Link between hot electrons and interface damage in n-MOSFETs: A Monte Carlo analysis

Abstract

Typical measurements on n-channel MOSFETs show that interface damage, causing threshold and transconductance shifts, tends to peak when V GS≈0.5 V DS. In such conditions, more impact ionization (substrate current) is measured. At higher gate voltage, one expects that channel hot electrons would impact the interface at increased energy and numbers. Therefore, it has normally been assumed that hot carriers in the channel cannot directly contribute to damage, and impact-generated holes must be injected into the oxide for damage to take place.

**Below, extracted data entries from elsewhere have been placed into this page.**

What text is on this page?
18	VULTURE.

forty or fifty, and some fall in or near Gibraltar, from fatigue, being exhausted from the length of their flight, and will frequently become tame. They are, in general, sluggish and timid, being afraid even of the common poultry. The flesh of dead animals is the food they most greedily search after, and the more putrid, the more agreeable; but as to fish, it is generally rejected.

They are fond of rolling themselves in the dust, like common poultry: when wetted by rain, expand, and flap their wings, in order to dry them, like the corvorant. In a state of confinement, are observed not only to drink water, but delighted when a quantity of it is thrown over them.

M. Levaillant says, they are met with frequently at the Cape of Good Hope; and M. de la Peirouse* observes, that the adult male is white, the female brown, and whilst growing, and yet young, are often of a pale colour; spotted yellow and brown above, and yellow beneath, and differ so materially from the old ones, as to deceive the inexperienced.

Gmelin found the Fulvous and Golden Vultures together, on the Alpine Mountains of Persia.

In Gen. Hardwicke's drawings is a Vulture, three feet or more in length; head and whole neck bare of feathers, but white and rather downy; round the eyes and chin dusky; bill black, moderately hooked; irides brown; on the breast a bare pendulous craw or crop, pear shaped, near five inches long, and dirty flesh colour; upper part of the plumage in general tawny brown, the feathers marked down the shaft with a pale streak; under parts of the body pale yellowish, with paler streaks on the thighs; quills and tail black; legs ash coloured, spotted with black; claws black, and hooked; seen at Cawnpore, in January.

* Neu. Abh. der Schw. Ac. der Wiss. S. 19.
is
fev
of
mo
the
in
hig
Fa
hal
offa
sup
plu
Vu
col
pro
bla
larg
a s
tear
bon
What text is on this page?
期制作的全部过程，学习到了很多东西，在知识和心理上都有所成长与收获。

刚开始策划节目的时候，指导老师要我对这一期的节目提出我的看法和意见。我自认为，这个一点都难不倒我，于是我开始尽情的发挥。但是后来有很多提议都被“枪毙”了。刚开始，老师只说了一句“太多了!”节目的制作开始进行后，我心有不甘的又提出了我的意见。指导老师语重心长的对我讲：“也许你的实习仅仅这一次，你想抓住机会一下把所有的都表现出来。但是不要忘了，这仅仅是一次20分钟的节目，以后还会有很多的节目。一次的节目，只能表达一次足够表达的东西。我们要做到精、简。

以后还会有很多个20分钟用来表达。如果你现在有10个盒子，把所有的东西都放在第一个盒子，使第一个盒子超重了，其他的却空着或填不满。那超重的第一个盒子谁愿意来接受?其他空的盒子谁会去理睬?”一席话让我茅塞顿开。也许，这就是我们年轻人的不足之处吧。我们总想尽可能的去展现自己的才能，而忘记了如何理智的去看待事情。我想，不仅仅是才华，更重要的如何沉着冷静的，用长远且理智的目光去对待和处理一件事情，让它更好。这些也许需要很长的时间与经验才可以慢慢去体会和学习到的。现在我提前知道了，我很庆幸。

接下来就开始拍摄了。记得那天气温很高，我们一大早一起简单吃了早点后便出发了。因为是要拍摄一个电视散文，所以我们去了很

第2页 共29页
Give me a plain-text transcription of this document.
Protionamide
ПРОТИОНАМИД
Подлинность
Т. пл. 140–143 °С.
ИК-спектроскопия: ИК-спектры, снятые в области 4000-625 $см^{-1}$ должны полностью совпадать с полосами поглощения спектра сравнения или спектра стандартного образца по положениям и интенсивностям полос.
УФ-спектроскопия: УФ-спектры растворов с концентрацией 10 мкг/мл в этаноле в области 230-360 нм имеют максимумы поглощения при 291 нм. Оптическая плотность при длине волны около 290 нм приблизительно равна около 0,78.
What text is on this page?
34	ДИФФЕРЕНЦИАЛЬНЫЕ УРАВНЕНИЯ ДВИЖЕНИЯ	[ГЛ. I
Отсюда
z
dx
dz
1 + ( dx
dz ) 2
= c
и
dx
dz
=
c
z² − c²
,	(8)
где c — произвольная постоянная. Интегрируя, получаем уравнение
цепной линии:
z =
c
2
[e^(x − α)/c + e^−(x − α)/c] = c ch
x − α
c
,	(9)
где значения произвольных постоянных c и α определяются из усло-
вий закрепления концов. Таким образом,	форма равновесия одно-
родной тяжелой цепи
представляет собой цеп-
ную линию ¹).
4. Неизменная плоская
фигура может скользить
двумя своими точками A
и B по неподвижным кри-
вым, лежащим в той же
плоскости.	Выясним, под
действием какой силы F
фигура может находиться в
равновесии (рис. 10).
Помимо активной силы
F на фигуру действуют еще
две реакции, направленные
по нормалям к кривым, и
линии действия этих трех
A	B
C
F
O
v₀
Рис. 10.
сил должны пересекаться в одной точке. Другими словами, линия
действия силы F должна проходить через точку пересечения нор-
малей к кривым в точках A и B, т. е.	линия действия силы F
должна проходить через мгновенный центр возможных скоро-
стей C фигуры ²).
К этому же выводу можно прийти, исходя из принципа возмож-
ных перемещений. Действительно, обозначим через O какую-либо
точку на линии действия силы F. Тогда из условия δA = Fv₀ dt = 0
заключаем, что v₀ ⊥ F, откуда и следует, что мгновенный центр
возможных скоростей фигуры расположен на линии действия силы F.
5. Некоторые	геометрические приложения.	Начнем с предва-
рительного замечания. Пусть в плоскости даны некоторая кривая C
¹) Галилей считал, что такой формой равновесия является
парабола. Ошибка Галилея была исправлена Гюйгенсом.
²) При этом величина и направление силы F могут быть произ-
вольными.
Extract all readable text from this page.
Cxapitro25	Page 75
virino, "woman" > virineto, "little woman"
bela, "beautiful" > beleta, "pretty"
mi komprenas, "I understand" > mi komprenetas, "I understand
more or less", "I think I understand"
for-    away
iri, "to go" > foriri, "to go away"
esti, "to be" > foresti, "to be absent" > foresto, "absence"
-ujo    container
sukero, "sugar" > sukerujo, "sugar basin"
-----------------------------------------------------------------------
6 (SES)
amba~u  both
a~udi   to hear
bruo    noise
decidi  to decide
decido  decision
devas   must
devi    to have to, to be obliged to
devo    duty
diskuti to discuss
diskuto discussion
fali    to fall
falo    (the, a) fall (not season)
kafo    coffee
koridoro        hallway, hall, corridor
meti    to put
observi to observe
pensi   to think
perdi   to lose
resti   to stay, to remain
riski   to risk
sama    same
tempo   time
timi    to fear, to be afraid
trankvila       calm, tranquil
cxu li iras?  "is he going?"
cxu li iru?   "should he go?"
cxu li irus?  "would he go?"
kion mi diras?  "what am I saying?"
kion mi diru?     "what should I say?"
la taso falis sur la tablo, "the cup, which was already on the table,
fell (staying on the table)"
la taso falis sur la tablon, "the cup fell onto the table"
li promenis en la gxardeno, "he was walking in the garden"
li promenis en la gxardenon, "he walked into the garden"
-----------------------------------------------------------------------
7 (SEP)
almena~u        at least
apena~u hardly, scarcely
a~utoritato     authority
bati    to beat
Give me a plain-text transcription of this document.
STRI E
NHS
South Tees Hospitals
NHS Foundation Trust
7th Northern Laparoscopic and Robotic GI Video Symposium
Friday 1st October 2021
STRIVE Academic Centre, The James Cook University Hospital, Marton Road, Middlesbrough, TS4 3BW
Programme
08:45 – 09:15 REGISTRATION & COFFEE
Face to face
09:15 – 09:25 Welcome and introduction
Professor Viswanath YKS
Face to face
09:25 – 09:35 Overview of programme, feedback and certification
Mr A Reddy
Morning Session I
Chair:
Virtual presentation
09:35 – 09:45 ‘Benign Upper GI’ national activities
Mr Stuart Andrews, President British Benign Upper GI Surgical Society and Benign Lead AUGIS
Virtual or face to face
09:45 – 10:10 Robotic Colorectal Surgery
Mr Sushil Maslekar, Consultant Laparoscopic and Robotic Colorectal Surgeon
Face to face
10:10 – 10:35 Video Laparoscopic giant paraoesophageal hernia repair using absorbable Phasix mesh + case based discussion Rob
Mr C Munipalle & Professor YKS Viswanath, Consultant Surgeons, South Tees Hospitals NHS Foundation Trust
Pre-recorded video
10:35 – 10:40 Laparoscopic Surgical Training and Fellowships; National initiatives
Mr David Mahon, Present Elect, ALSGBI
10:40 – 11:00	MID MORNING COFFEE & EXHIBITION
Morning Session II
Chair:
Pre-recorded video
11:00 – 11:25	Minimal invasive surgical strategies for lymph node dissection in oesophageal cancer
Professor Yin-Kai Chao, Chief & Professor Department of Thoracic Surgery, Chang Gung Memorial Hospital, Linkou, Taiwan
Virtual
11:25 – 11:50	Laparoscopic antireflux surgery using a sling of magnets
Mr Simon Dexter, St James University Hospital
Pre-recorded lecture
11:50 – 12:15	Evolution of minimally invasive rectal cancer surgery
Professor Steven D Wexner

However, there is increasing experimental evidence that hot electrons should be able to remove hydrogen atoms which passivate interface dangling bonds, even through a multiple collision process, at energies below oxide-injection threshold (typically 3.0 eV). A detailed full-band Monte Carlo analysis shows that in a typical 0.25 μm gate device there are, indeed, more energetic electrons hitting the surface when V GS= V DS than at the condition of maximum impact damage V GS≈0.5 V DS. However, the electrons impact the surface at much shallower angles, with lower chance of perpendicular momentum transfer to the interface. This analysis reconciles damage measurements with the physical picture suggesting direct damage generation by energetic electrons.